ISSN: 1391 - 0531
Sunday, December 17, 2006
Vol. 41 - No 29
International

Palestinian civil war looms as Abbas calls for early elections

GAZA CITY/RAMALLAH, Saturday (Reuters/AFP) - President Mahmoud Abbas called today for Palestinian elections, throwing down the gauntlet to his Hamas rivals after days of factional violence that has sparked fears of civil war.

Abbas said parliamentary and presidential polls should be held at the earliest opportunity, but appeared to leave the door open to the ruling Hamas by saying renewed efforts should be made to form a government that could lift Western sanctions.

Abbas gestures during a speech at his office in the West Bank yesterday. AP

British Prime Minister Tony Blair urged foreign governments to support Abbas while the United States said it hoped elections would enable peace talks with Israel to resume. Israel did not comment on the election call, but lauded Abbas as a moderate.Gunmen from Hamas and Abbas's Fatah faction clashed hours later in Gaza and at least six people were wounded, witnesses said. The said the rivals exchanged fire with automatic weapons and rocket-propelled grenades.

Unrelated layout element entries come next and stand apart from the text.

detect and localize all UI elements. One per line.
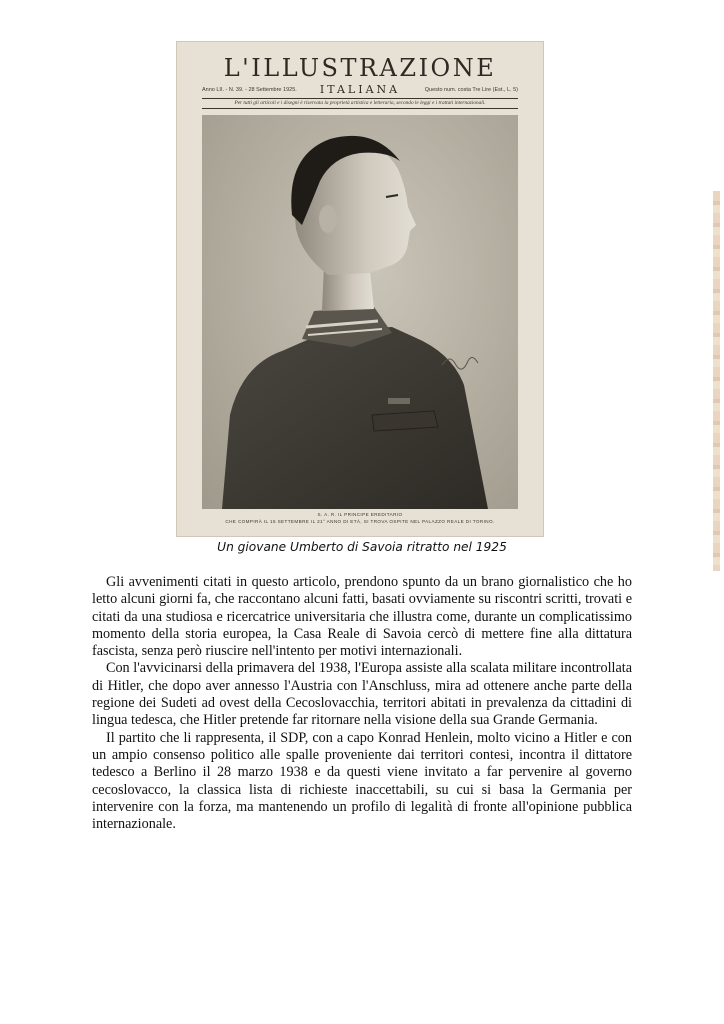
masthead-rule-bottom (202, 108, 518, 109)
article-body (92, 574, 632, 833)
paragraph: Gli avvenimenti citati in questo articolo, prendono spunto da un brano giornalistico che ho letto alcuni giorni fa, che raccontano alcuni fatti, basati ovviamente su riscontri scritti, trovati e citati da una studiosa e ricercatrice universitaria che illustra come, durante un complicatissimo momento della storia europea, la Casa Reale di Savoia cercò di mettere fine alla dittatura fascista, senza però riuscire nell'intento per motivi internazionali. (92, 574, 632, 660)
issue-info-right: Questo num. costa Tre Lire (Est., L. 5) (424, 87, 518, 93)
plate-caption-text: CHE COMPIRÀ IL 15 SETTEMBRE IL 21° ANNO DI ETÀ, SI TROVA OSPITE NEL PALAZZO REALE DI TORINO. (225, 519, 495, 524)
magazine-subtitle: ITALIANA (319, 83, 401, 96)
issue-info-left: Anno LII. - N. 39. - 28 Settembre 1925. (202, 87, 297, 93)
portrait-photo (202, 115, 518, 509)
portrait-illustration (202, 115, 518, 509)
plate-caption (202, 511, 518, 525)
magazine-clipping (176, 41, 544, 537)
plate-caption-title: S. A. R. IL PRINCIPE EREDITARIO (317, 512, 403, 517)
magazine-masthead: L'ILLUSTRAZIONE (223, 54, 497, 82)
paper-edge (713, 191, 720, 571)
paragraph: Con l'avvicinarsi della primavera del 1938, l'Europa assiste alla scalata militare incontrollata di Hitler, che dopo aver annesso l'Austria con l'Anschluss, mira ad ottenere anche parte della regione dei Sudeti ad ovest della Cecoslovacchia, territori abitati in prevalenza da cittadini di lingua tedesca, che Hitler pretende far ritornare nella visione della sua Grande Germania. (92, 660, 632, 729)
paragraph: Il partito che li rappresenta, il SDP, con a capo Konrad Henlein, molto vicino a Hitler e con un ampio consenso politico alle spalle proveniente dai territori contesi, incontra il dittatore tedesco a Berlino il 28 marzo 1938 e da questi viene invitato a far pervenire al governo cecoslovacco, la classica lista di richieste inaccettabili, su cui si basa la Germania per intervenire con la forza, ma mantenendo un profilo di legalità di fronte all'opinione pubblica internazionale. (92, 729, 632, 833)
figure-caption: Un giovane Umberto di Savoia ritratto nel 1925 (217, 540, 507, 554)
rights-notice: Per tutti gli articoli e i disegni è riservata la proprietà artistica e letteraria, secondo le leggi e i trattati internazionali. (234, 100, 486, 106)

An AFP story said thousands of armed Hamas supporters gathered throughout the Gaza Strip today to protest a call for early elections, which Hamas warned could lead to civil war.

Hundreds of Hamas loyalists, some of them masked and many of them armed, flocked to the parliament compound in Gaza City after the movement urged Palestinians to come out into the streets to protest Abbas's call.

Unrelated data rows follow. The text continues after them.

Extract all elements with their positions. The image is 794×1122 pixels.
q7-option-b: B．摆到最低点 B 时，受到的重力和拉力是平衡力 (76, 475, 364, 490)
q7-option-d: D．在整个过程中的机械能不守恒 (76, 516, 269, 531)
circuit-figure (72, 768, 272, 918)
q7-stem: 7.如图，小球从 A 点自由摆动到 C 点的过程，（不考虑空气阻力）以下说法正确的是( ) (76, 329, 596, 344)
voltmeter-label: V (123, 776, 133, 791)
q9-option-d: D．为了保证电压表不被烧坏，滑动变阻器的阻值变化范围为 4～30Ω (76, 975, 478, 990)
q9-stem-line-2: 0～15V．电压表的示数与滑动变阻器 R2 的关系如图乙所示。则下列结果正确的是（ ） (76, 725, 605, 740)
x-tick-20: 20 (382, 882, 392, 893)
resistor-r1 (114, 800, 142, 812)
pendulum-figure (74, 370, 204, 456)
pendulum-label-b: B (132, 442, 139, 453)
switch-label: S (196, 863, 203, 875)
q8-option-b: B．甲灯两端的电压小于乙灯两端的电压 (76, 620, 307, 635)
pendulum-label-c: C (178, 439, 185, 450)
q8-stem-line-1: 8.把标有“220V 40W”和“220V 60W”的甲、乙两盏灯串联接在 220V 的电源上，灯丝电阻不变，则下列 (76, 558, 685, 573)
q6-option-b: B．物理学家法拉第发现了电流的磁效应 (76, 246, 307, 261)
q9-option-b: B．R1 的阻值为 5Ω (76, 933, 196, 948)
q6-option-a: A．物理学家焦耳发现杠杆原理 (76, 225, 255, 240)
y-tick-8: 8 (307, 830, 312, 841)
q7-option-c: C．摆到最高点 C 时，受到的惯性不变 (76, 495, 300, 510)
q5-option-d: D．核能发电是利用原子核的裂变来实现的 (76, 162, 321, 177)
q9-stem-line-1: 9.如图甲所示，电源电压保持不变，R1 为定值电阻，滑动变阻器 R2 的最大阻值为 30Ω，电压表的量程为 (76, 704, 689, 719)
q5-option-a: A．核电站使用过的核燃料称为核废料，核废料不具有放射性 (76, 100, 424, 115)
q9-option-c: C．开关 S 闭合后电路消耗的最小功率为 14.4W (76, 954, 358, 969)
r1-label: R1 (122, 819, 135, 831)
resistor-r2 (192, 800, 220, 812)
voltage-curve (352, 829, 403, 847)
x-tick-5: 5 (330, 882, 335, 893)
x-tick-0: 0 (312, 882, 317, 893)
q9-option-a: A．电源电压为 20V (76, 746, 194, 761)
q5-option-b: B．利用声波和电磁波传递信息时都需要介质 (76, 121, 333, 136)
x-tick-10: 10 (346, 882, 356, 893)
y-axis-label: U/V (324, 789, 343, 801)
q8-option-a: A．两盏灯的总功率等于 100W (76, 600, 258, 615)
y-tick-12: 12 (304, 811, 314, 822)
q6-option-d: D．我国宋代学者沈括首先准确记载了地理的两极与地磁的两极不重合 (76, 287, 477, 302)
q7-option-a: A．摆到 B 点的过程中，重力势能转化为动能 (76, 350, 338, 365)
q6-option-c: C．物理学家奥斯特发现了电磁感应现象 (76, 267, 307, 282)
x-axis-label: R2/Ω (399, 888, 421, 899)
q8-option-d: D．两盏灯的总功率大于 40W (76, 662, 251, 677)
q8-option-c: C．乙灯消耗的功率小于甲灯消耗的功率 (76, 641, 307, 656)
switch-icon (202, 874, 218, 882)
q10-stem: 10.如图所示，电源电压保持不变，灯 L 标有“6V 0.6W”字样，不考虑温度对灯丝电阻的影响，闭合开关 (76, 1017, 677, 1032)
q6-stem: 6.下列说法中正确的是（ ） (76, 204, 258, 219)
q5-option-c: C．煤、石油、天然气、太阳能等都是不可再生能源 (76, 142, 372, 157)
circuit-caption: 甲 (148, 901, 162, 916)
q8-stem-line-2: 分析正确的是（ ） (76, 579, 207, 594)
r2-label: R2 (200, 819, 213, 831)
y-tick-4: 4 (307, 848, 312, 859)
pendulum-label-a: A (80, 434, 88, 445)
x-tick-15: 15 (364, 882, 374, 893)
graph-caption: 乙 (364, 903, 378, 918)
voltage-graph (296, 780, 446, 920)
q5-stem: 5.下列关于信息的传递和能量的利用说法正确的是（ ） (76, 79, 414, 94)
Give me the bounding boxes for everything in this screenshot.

“Abu Mazen (Abbas) and the Palestinian Authority are collaborating with Israel,” chanted the demonstrators.

Supporters of Abbas's rival Fatah party were due to gather in nearby Palestine Square, setting up a potentially explosive situation after a week of rising internecine violence between the two groups.

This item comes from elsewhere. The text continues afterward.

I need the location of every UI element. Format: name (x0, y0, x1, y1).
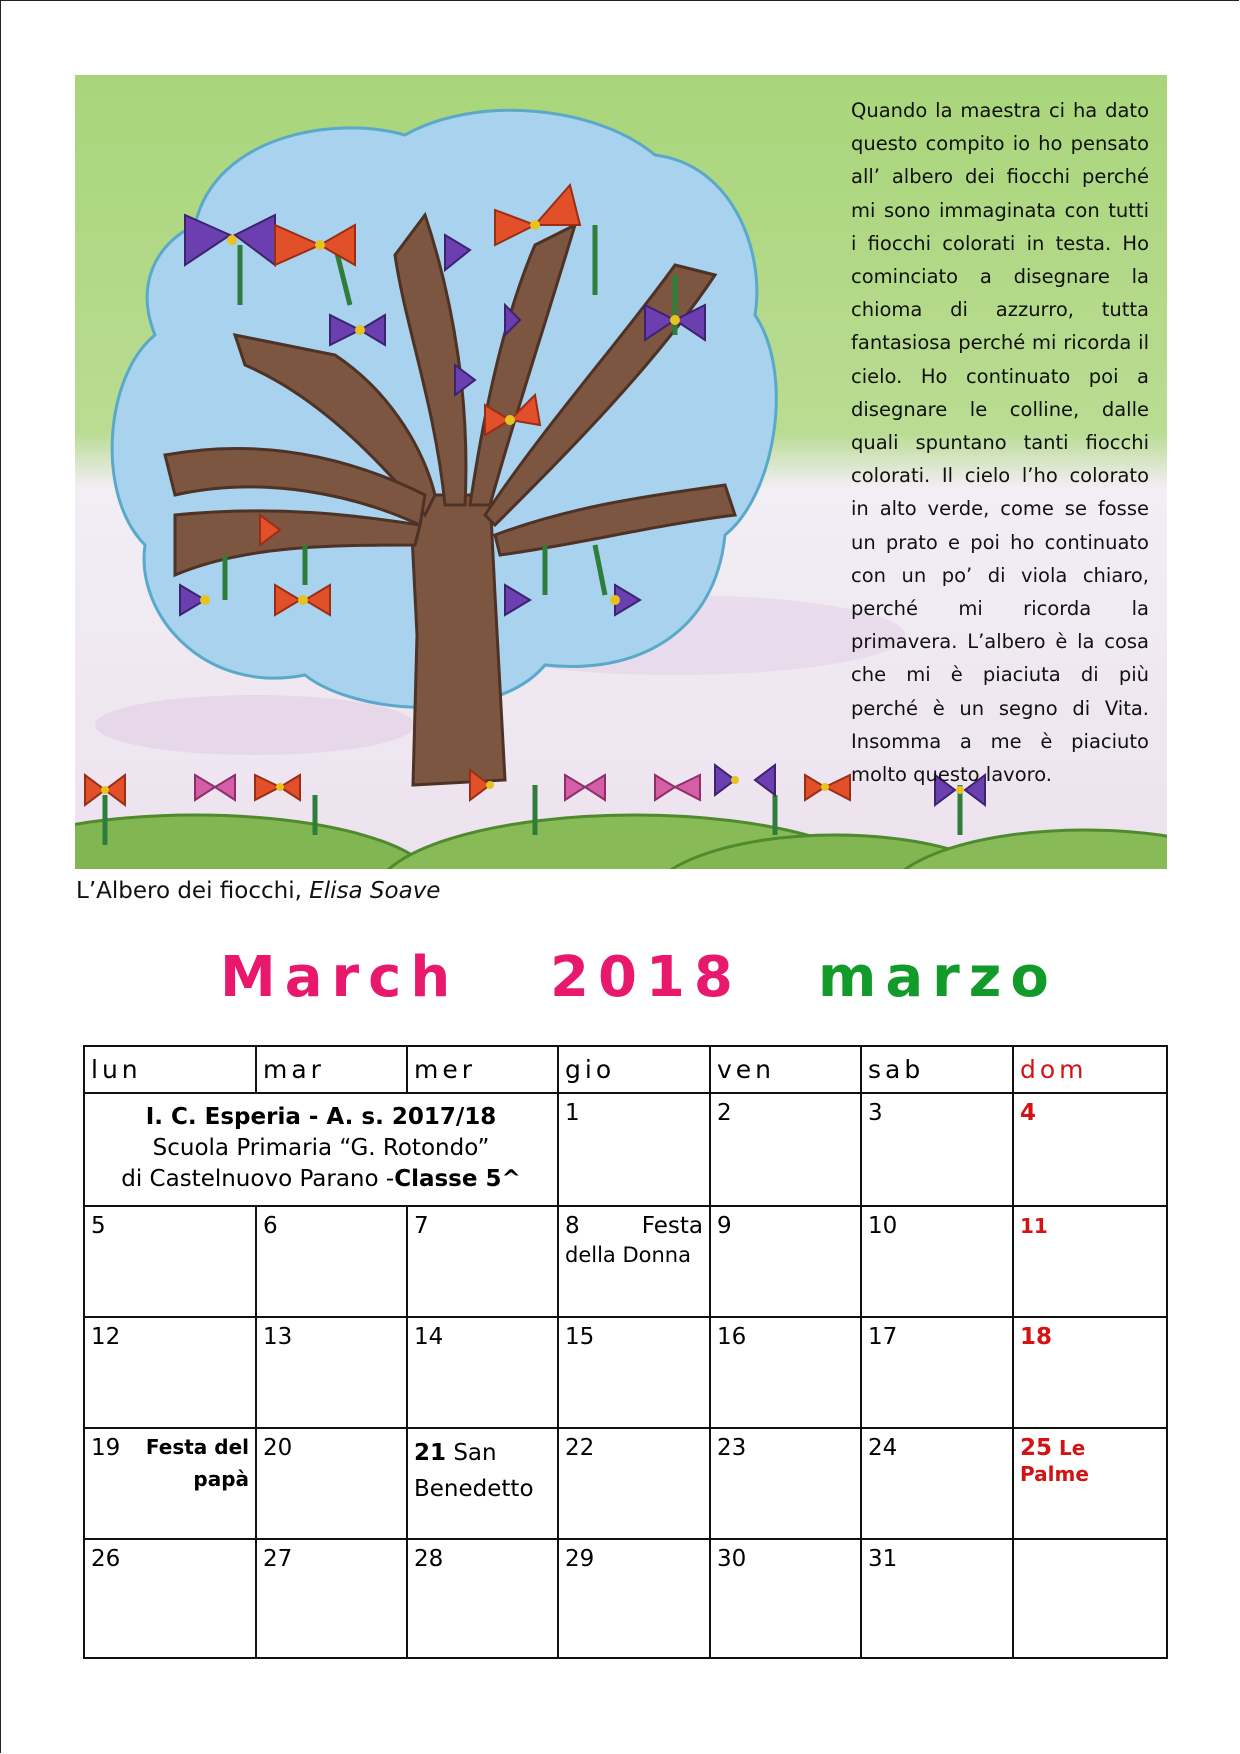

Abbas said he decided to call for early presidential and legislative elections as a way to resolve a months-long standoff with Hamas which has paralyzed the Palestinian administration.

Hamas, which has been in power for less than a year, branded the move as a “coup d'etat” and warned that it could lead to civil war.

“Today what we have heard from Abu Mazen is a call, which if God willing we will try to avoid, for a civil war,” said Ahmed Yussef, a political advisor to Hamas prime minister Ismail Haniyeh.

“We are going to make many, many demonstrations to prove to the president we have the majority and that this call for early elections is not acceptable to the Palestinian people,” Yussef said.